Novembre 1982: l'agitation règne à l'université Ben Aknoun d'Alger; les bagarres y sont fréquentes entre islamistes et "laïcs", souvent francophones. Le 2, l'un de ces derniers est tué; plusieurs dizaines d'autres, blessés par des "croyants": les autorités ferment les salles de prière de l'université. Le vendredi 12, encadrés par un efficace service d'ordre à brassard vert, les islamistes se rassemblent à près de 10 000 devant la mosquée de l'université. Des étudiants bien sûr, mais aussi des petites gens d'Alger, des commerçants, des employés, qui écoutent les orateurs dénoncer violemment le modernisme du pouvoir. La police n'intervient pas, et les lieux de prière sont rouverts. Le 17, des militants du Mouvement islamique d'Algérie (MIA), partisans, eux, de l'action violente, ouvrent le feu à un point de contrôle et tuent 2 gendarmes. Le mois suivant, la police arrête tout un réseau du MIA .qui s'apprêtait, selon elle, à enlever le n° 2 du FLN, à assassiner le Premier ministre et à commettre une série d'attentats dirigés vers des cibles symboliques de " l'ignominie régnante ": brasseries, locaux d'associations féminines, etc.
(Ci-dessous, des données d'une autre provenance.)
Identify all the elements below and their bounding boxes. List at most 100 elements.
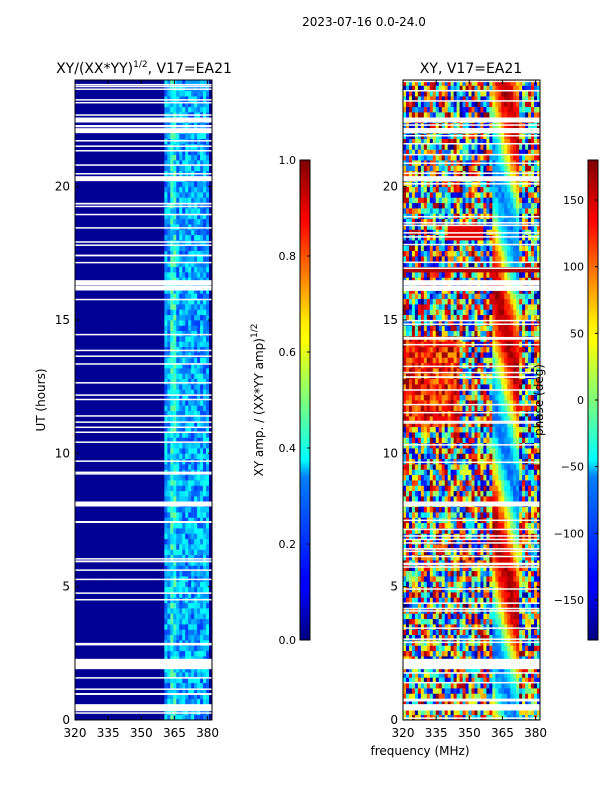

Dans la même période de novembre-décembre, des tracts appelant à la fondation d'un Etat islamique sont diffusés à Alger. Deux cheikhs, Abdellatif Soltani et Ahmed Sahnoun, sont assignés à résidence. Un obscur militant islamiste, Abbassi Madani, est jeté en prison.

Le président Chadli Benjedid annonce publiquement, le 3 décembre, que, "face aux islamistes, il n'hésitera pas à prendre toute mesure nécessaire pour la défense de la patrie" : Le mouvement islamiste algérien sort pour la première fois d'une obscurité de plus de vingt ans ans. Une clandestinité imposée par un régime de strict parti unique, le FLN ayant préservé farouchement, jusqu'à la fin de 1988, un monopole d'expression politique conquis lors de la guerre d'indépendance.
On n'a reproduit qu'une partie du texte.